The Public folder has a special folder inside of it called Drop Box. If you Get Info on this folder, you'll see that, for everyone but the owner, its permissions are set to "Write only (Drop Box)." Think of this folder as your own personal mailbox—other users can drop files inside, but no one except you can get them out, or even verify that they exist. This folder is OS X's way for users to exchange files securely.

There are two caveats I should mention when it comes to the Shared and Public directories. The first is that file permissions still apply. Documents created in these folders are set, by default, to allow other users Read Only access, and documents copied or moved to them retain their original permissions. In other words, if you want others to be able to edit a file that you place in one of these directories, you may need to manually change its permissions as discussed in Chapter 1. This includes the Drop Box—if you give someone a file you want them to be able to edit, be sure to give them Write access before putting it in their Drop Box.

The second caveat is that by default, placing files in the Public or Shared folders provides the same level of access to all other users. If you have a sensitive document to which you want to limit access to a single individual, a better approach is to use their Drop Box. However, what if you want to provide access to a file to a group of users, but not all users? The answer is to use groups, as discussed in Chapter 1. You can create a group that includes only those users to which you want to give access to a file. Using the Finder's Get Info command or a utility like XRay or FileXaminer, you would give the members of that group Read Only or Read & Write access, while restricting Others to No Access. You can then place the file in the Shared folder or your Public directory—even though the file will be in plain sight, only members of the group will be able to access it.

Finally, you may be wondering what the difference is between the Public and Shared folders. Besides the existence of the Drop Box in Public folders, there are two main differences. First, Public folders are set to allow Read & Write access to the owner, but Read Only access to other users, whereas the Shared folder allows Read & Write access for all users. Second, Public folders are accessible remotely via Personal File Sharing (which I'll talk about in a bit) by default, whereas the Shared folder is not.

Who Can Access Files?

Any user who has an account on your Mac has access to the main Shared folder and to every user's Public folder.

How Do I Configure It?

Other than being careful with the permissions of files you place in the Public or Shared directories, no configuration is necessary.

How Do Others Access Files?

Other users can access files in these folders by simply navigating to them in the Finder.

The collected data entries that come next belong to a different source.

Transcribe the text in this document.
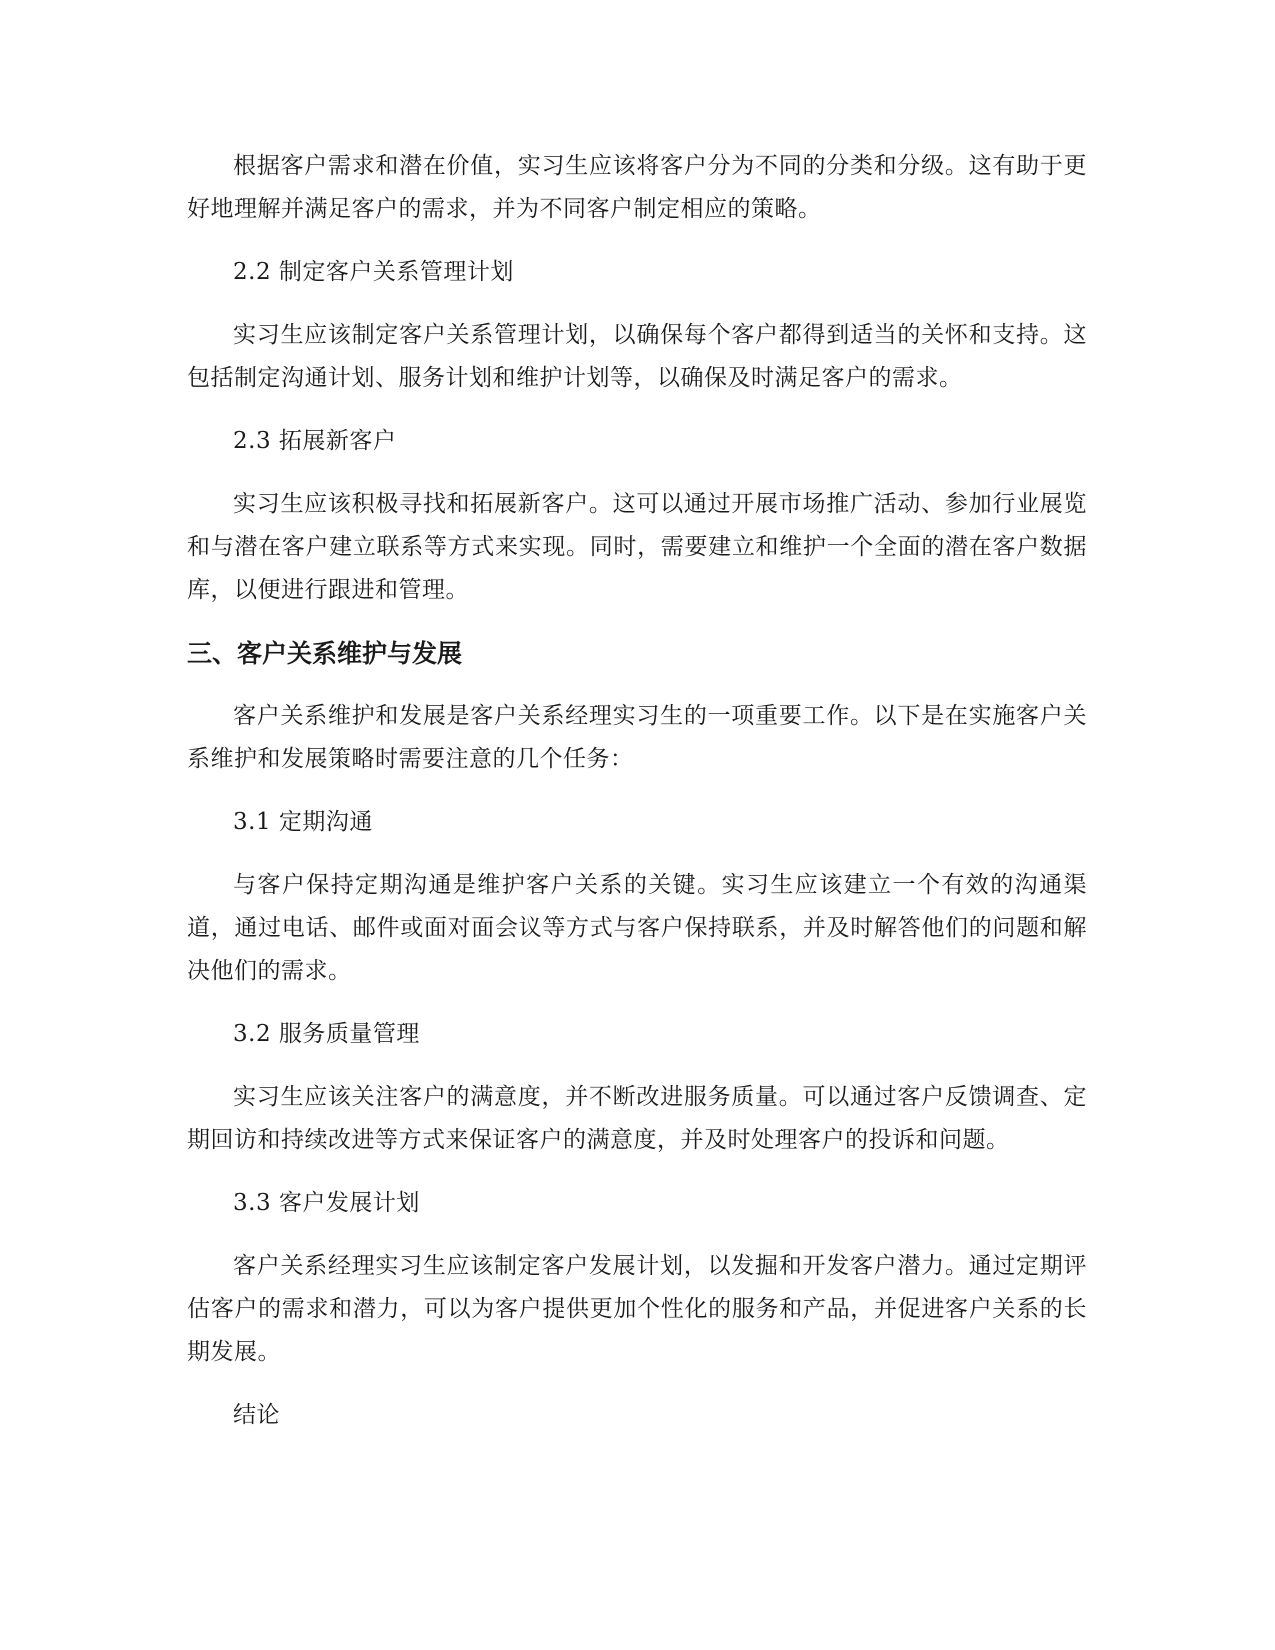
根据客户需求和潜在价值，实习生应该将客户分为不同的分类和分级。这有助于更好地理解并满足客户的需求，并为不同客户制定相应的策略。

2.2 制定客户关系管理计划

实习生应该制定客户关系管理计划，以确保每个客户都得到适当的关怀和支持。这包括制定沟通计划、服务计划和维护计划等，以确保及时满足客户的需求。

2.3 拓展新客户

实习生应该积极寻找和拓展新客户。这可以通过开展市场推广活动、参加行业展览和与潜在客户建立联系等方式来实现。同时，需要建立和维护一个全面的潜在客户数据库，以便进行跟进和管理。

三、客户关系维护与发展

客户关系维护和发展是客户关系经理实习生的一项重要工作。以下是在实施客户关系维护和发展策略时需要注意的几个任务：

3.1 定期沟通

与客户保持定期沟通是维护客户关系的关键。实习生应该建立一个有效的沟通渠道，通过电话、邮件或面对面会议等方式与客户保持联系，并及时解答他们的问题和解决他们的需求。

3.2 服务质量管理

实习生应该关注客户的满意度，并不断改进服务质量。可以通过客户反馈调查、定期回访和持续改进等方式来保证客户的满意度，并及时处理客户的投诉和问题。

3.3 客户发展计划

客户关系经理实习生应该制定客户发展计划，以发掘和开发客户潜力。通过定期评估客户的需求和潜力，可以为客户提供更加个性化的服务和产品，并促进客户关系的长期发展。

结论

Sharing Files Locally Using Multiple Volumes/Drives

Although I cover the topic of multiple volumes and drives in more detail in Appendix B, I want to mention it here as it relates to sharing files and file security. If you have multiple hard drives or volumes (including multiple partitions of a single hard disk), you should be aware that the default permissions for files created on any non-boot volume are Read & Write for the owner, and Read Only for everyone else. Thus, saving a file to a non-boot volume is identical to saving it to a Public folder. This may be exactly what you want—many people use such a secondary volume as a place to share files. However, if it's not, you can change permissions for individual folders or documents on the volume (or for the entire volume) using the Finder's Get Info command. Another solution is to create files in a "private" area of your own user folder first, and then copy them to the non-boot volume (since files copied to a shared area retain their original permissions).

At the other extreme, perhaps you have an extra hard drive that you want to use for shared projects—what if you want all users to be able to read and write to all files? Simply select the drive on the Desktop or in a Finder window and select File Get Info. In the Ownership & Permissions panel, check the box next to "Ignore ownership on this volume." Now OS X will ignore any and all permissions and restrictions on files on that volume. (Note that this change requires admin access.)